I’m shocked it’s taken him this long to ask.
“My date,” I say simply.
“Elizabeth told me he hit on her after we ran out, so I don’t think he’s the guy for you.”
“Probably not,” I muse, thinking back on Roberto. “Will Elizabeth be there tonight? Do I get to meet her?”
Luke shakes his head. “No, she only stopped here because Seattle was her layover. She’s on business in Juno, Alaska of all places this week. You can meet her when she stops in on her way back.”
I rest my head against the wall, staring up at the ceiling as I let out a sad sigh. Where did my vigor go? Where is my perfectly crafted and calculated resolve to hate this man forever?
“Is she your only sibling?”
“Yes, she is.” The hard note to his words has me dropping my chin to read his expression.
“And your parents?” His eyes turn to granite, and I can only watch as he shuts down.
“Not here, Ivy. I can’t—” He breathes out harshly. “Fuck, I have to work myself up to that and even then I don’t know if . . .” He steps back, lowering his head to look at the tan carpet, his clenched fists perched on his hips. “I don’t know if I can do that.”
“Do what?” I take a step toward him.
“Tell you about my family. Tell you about me.” He spins around and slams his fist into the opposite wall–his injured hand at that–but he just shakes it out like it was nothing. Thankfully, the wall is no worse for wear. “Dammit.”
“Luke?” He doesn’t move, but his shoulders are rising and falling like he just sprinted a marathon. “Look at me, please,” I say evenly.
It takes him a moment, but he does.
He twists back around and looks me dead in the eyes. His jaw
is locked tight, and his hands are balled into such tight fists that his knuckles are white, except for one that is oozing a little blood again.
“Go home and shower.

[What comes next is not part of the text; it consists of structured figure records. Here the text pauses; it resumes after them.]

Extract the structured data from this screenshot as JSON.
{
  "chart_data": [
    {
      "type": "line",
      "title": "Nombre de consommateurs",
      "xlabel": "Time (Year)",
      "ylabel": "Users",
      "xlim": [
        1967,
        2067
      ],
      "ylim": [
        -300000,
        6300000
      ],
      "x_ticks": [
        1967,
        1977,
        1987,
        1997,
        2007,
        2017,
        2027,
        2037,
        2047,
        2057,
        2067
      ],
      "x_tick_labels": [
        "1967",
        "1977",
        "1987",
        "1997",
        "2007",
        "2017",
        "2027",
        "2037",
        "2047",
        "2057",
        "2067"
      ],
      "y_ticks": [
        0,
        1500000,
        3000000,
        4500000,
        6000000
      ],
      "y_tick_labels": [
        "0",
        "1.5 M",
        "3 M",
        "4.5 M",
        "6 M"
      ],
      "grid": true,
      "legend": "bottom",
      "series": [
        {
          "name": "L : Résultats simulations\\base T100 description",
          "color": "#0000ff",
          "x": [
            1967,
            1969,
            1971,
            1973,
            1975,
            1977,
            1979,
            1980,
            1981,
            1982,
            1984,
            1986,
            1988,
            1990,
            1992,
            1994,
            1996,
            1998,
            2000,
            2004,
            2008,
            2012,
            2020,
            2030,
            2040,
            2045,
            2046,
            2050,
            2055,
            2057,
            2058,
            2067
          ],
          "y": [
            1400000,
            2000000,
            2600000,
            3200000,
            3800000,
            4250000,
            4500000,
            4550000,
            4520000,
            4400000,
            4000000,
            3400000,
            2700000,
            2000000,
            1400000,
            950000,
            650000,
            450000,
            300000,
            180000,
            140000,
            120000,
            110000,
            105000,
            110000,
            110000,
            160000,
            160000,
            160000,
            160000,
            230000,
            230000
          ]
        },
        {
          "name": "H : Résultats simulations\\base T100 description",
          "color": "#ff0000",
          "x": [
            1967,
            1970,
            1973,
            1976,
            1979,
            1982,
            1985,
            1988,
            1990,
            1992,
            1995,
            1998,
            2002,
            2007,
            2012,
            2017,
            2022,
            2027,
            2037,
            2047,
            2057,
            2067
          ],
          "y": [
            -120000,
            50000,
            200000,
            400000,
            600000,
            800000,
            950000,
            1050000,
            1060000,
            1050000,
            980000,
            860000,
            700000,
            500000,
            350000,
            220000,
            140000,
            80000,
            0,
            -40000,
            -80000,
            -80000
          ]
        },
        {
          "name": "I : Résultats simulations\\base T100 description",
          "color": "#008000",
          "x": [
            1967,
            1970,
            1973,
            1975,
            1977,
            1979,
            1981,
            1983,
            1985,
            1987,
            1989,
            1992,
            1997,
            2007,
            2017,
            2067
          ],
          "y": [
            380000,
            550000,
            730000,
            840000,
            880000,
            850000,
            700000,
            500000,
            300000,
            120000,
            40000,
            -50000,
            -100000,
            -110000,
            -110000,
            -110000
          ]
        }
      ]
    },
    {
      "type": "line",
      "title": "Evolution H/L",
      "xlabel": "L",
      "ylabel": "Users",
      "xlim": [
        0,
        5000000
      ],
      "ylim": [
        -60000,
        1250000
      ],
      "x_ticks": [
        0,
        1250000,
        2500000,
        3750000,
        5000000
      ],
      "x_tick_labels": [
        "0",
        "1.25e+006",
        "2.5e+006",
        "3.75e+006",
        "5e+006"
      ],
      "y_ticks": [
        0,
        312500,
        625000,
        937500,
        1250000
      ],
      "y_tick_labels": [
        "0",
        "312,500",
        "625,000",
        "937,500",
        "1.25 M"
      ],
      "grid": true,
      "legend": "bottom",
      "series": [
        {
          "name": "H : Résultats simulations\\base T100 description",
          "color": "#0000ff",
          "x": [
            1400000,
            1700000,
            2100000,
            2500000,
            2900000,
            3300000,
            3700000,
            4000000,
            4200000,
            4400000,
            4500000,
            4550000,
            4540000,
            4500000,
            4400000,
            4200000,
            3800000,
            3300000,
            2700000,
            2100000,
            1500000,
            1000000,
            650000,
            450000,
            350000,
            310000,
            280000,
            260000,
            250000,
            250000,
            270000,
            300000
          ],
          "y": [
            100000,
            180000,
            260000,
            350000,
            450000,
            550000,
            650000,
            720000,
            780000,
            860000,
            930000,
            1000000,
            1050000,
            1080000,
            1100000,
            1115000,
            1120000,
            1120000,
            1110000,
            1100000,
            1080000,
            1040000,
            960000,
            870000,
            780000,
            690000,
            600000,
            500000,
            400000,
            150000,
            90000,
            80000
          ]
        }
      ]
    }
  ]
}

You’re a mess from sleeping outside in the hall all night and your hand could use a new bandage. Then you need to go to work. Then you need to cook me something really fantastic—like lasagna.” I get a hint of his lopsided grin, dimple and all. “We’ll chat, and you’ll tell me some stuff, and I’ll tell you some stuff, but there are no promises or guarantees here. This last year was rough, and I don’t know if I can look past that.”

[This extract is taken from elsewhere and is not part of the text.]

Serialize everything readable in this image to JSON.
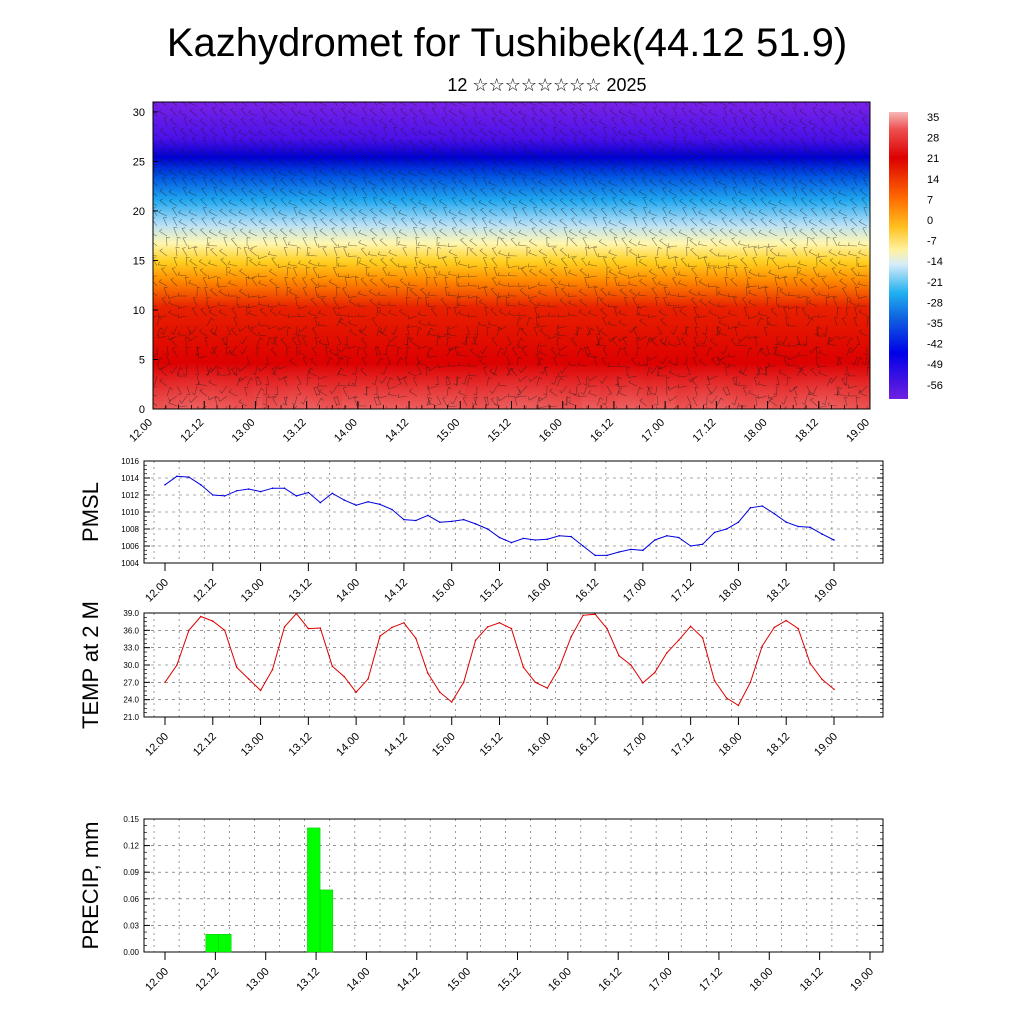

He nods, but doesn’t say anything else before he stalks off down the long corridor and into the elevator that never left.
And once I’m clear of his spell, once I can no longer smell him or feel him against me or see those brown eyes that seem to look into me instead of at me, I regret agreeing to dinner.
He says he wants to talk to me, to tell me things, but he doesn’t.
He says he’s changed, but he hasn’t.
And maybe he does love me. Maybe he’s serious when he says that, but I’m not sure it really matters.
The first time he walked out my door, I didn’t exactly put too much thought into it, even though I was hurt. I mean, it was a one-night stand after all, and I was foolish for expecting more.
But the second time nearly destroyed me and I can’t do that to myself again. I just can’t.
I had a professor at university who once told me that love and fear are the only things that make the world work. Of course, being young and impetuous, I challenged that notion instantly, but he explained that oftentimes it’s the love of something—like money, material possessions, or power—and the fear of losing them, that command people to act. That love and fear are really the only two things that can forever alter a person, whether for the better or worse.
That theory has always stuck with me, and every now and then, I find myself trying to refute it.
But right now, those are the only two emotions warring inside of me.